Tony Blair ne sera pas peut-être pas le futur président de l’Europe, mais d’ores et déjà il a gagné idéologiquement. Lorsqu’il était premier ministre, il déplorait qu’une vache reçoive 14 fois plus de subventions européennes qu’un chercheur. Dans un document récent, la Commission dévoile sa réflexion budgétaire pour l’après 2013, et rejoint les thèses de Tony Blair : priorité aux « politiques à haute valeur ajoutée » au détriment de l’agriculture, dont la part dans le budget aura été réduite de 61 à 32 % entre 1988 et 2013.
Pilier de la construction européenne, pendant des décennies, l’agriculture est désormais ramenée à hauteur de sa contribution à l’économie européenne, négligeant cet aspect que « l’agriculture est plus que l’agriculture », comme l’écrit Edgard Pisani dans Le Vieil Homme et la Terre.

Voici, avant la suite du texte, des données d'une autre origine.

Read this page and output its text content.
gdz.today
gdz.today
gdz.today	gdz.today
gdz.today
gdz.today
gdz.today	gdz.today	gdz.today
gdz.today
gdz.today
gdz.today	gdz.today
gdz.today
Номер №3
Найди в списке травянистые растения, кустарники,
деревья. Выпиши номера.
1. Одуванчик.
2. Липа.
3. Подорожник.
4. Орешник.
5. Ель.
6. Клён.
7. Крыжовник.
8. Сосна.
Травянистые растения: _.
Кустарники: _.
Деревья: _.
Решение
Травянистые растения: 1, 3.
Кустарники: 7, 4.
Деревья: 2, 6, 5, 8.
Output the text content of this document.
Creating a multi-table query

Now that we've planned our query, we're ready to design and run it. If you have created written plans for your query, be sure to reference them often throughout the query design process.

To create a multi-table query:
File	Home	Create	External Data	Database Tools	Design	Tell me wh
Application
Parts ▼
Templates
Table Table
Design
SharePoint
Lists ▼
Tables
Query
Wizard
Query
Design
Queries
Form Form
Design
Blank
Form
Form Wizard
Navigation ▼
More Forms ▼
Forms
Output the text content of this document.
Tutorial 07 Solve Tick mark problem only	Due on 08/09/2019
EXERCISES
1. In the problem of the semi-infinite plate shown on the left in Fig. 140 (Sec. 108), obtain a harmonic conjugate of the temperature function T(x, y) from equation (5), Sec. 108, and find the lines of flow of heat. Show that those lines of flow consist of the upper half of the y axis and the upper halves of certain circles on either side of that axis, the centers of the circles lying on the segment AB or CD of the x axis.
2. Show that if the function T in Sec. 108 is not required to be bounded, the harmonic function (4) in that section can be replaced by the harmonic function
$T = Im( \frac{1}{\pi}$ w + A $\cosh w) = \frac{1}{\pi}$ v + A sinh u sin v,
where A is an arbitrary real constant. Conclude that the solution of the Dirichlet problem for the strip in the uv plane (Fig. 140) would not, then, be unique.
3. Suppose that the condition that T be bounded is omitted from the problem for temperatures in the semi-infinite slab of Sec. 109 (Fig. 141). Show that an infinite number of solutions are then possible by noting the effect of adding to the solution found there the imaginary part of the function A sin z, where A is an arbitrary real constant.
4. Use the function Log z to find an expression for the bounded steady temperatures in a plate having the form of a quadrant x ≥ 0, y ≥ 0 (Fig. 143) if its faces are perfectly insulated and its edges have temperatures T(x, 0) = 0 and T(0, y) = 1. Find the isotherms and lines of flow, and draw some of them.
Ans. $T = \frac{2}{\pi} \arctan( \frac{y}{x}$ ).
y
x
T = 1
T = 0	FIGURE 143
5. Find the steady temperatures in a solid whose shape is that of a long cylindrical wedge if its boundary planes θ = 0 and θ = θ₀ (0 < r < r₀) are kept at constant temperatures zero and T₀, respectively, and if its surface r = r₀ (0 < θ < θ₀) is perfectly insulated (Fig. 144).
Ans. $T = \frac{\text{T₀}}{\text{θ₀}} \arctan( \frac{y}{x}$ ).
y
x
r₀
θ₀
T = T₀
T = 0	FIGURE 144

Au début des années 1960, l’Europe, alors déficitaire, offrait de vastes perspectives à ses agriculteurs qui furent les premiers et, à ce jour, demeurent les seuls à accepter que leurs revenus soient décidés à Bruxelles. Mais la lune de miel entre les agriculteurs et l’Europe sera de courte durée. Dès la fin des années 1960, excédents et désordres monétaires grippent la machine. Suivront la mise en place des quotas laitiers en 1984, et la réforme de la PAC sur fond de négociations commerciales en 1992.
Désorientés, les agriculteurs, d’abord promoteurs enthousiastes de la construction européenne, se montreront parmi les plus réticents tant à l’égard du traité de Maastricht en 1992 que du traité constitutionnel en 2005. Aujourd’hui bien des chefs de gouvernement européens, prêts à sacrifier l’agriculture à l’autel d’un libéralisme débridé, le leur rendent bien. Alors l’alternative à cette dérive libérale serait une renationalisation même partielle de la PAC. Au-delà du démantèlement de la seule politique véritablement intégrée, cela signifierait l’échec flagrant d’une Europe, qui semble renier ses origines.